TL;DR if you segregate the better-quality studies by those conducted in places where strongyloides parasitic worms are common, and those where they aren’t, all the best results for ivermectin take place where people are likely to be coinfected with the worms. This makes a lot of intuitive sense, as the treatment for serious covid (steroids) dampens your immune reaction to the worms, and they can then cause more serious problems. Ivermectin can prevent these. (steroids may even increase the fertility of the worms within your body.)

So, if you live in a place where your odds of being infected with parasitic worms is low, it’s unlikely that ivermectin will help you survive covid.

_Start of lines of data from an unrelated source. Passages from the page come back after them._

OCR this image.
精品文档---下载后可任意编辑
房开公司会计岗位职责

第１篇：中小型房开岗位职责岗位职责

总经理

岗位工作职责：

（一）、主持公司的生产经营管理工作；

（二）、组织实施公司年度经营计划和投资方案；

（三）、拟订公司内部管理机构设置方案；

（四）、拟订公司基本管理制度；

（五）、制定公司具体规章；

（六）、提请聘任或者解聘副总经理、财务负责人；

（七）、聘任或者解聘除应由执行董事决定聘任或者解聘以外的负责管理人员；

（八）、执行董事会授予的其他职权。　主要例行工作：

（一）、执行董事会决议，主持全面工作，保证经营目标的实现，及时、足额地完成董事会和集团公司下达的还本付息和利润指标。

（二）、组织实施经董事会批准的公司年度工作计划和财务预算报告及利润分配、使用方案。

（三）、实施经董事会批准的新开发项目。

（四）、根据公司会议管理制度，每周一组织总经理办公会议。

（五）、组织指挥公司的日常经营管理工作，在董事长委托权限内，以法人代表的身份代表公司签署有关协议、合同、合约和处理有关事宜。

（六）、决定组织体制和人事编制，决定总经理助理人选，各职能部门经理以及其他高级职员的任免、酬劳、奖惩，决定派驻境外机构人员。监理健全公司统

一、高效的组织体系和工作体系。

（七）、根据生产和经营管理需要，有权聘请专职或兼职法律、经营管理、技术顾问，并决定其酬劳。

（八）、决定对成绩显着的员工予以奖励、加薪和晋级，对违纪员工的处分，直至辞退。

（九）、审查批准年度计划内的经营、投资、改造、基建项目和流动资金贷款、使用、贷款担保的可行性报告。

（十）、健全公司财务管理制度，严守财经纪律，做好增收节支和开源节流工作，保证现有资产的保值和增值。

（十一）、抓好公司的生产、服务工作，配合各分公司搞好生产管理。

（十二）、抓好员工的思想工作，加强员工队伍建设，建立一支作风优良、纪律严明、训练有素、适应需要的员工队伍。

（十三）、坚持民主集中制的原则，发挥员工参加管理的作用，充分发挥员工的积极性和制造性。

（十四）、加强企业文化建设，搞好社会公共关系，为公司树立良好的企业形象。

This is an important point.

The propensity score matching in the Brazil study is a statistical analysis that is used when randomizing and blinding and tight control of subjects isn’t feasible. It is kind of like a poor man’s randomized study but doesn’t ever replace a controlled clinical trial.

The idea is that the researchers collected demographic data and whatever data was at hand from their registry, and offered ivermectin. That variable became ‘did you take ivermectin, yes/no’ and linked the patients with hospitalizations and deaths. They say that they offered a specific limited dose but we all know how that worked out with the pro-ivermectin advocates.

The endpoint was to compare hospitalization and mortality in the Yes ivermectin group with No ivermectin group by matching on age, gender, comorbidities, smoking and so on. After you balance and adjust for that stuff, the argument of the propensity score matching is whether what is left over is the ivermectin effect. However, if you miss an important confounding variable, you haven’t really learned anything.

This is a problem with registry studies - you only can analyze what the registry has collected.

It is important to consider that ivermectin participation was voluntary, like @DavidNRockies said, and people who elected to take ivermectin in 2020 may also have taken dozens of other of things as prophylaxis. Or they may have had a lot of free time and didn’t go out socially or go to their jobs. The study team didn’t measure education level or SES and so this could be a confounding variable for ivermectin.

Also with any gigantic study, it’s likely to have statistically significant p-values. The question is whether the results are clinically important and reproducible.

The propensity score matching RR for mortality was ~0.30 (0.8% vs 2.6% mortality). Is that 0.8% vs 2.6% difference impressive? Maybe? Maybe not.

It’s an intriguing result but it has limitations and is far away from any reproducible or actionable evidence to the ivermectin question (my opinion).

Yes it is peer reviewed. It literally says that at the top.

That’s a site where anyone can do a “peer review”. From the wiki article about Cureus:

Under its system, after an article is published, anyone can review it, but the reviews of experts will be given a higher score.

In any case, I’m no longer interacting with anti-vaxxers on this site, so this will be my only response to you.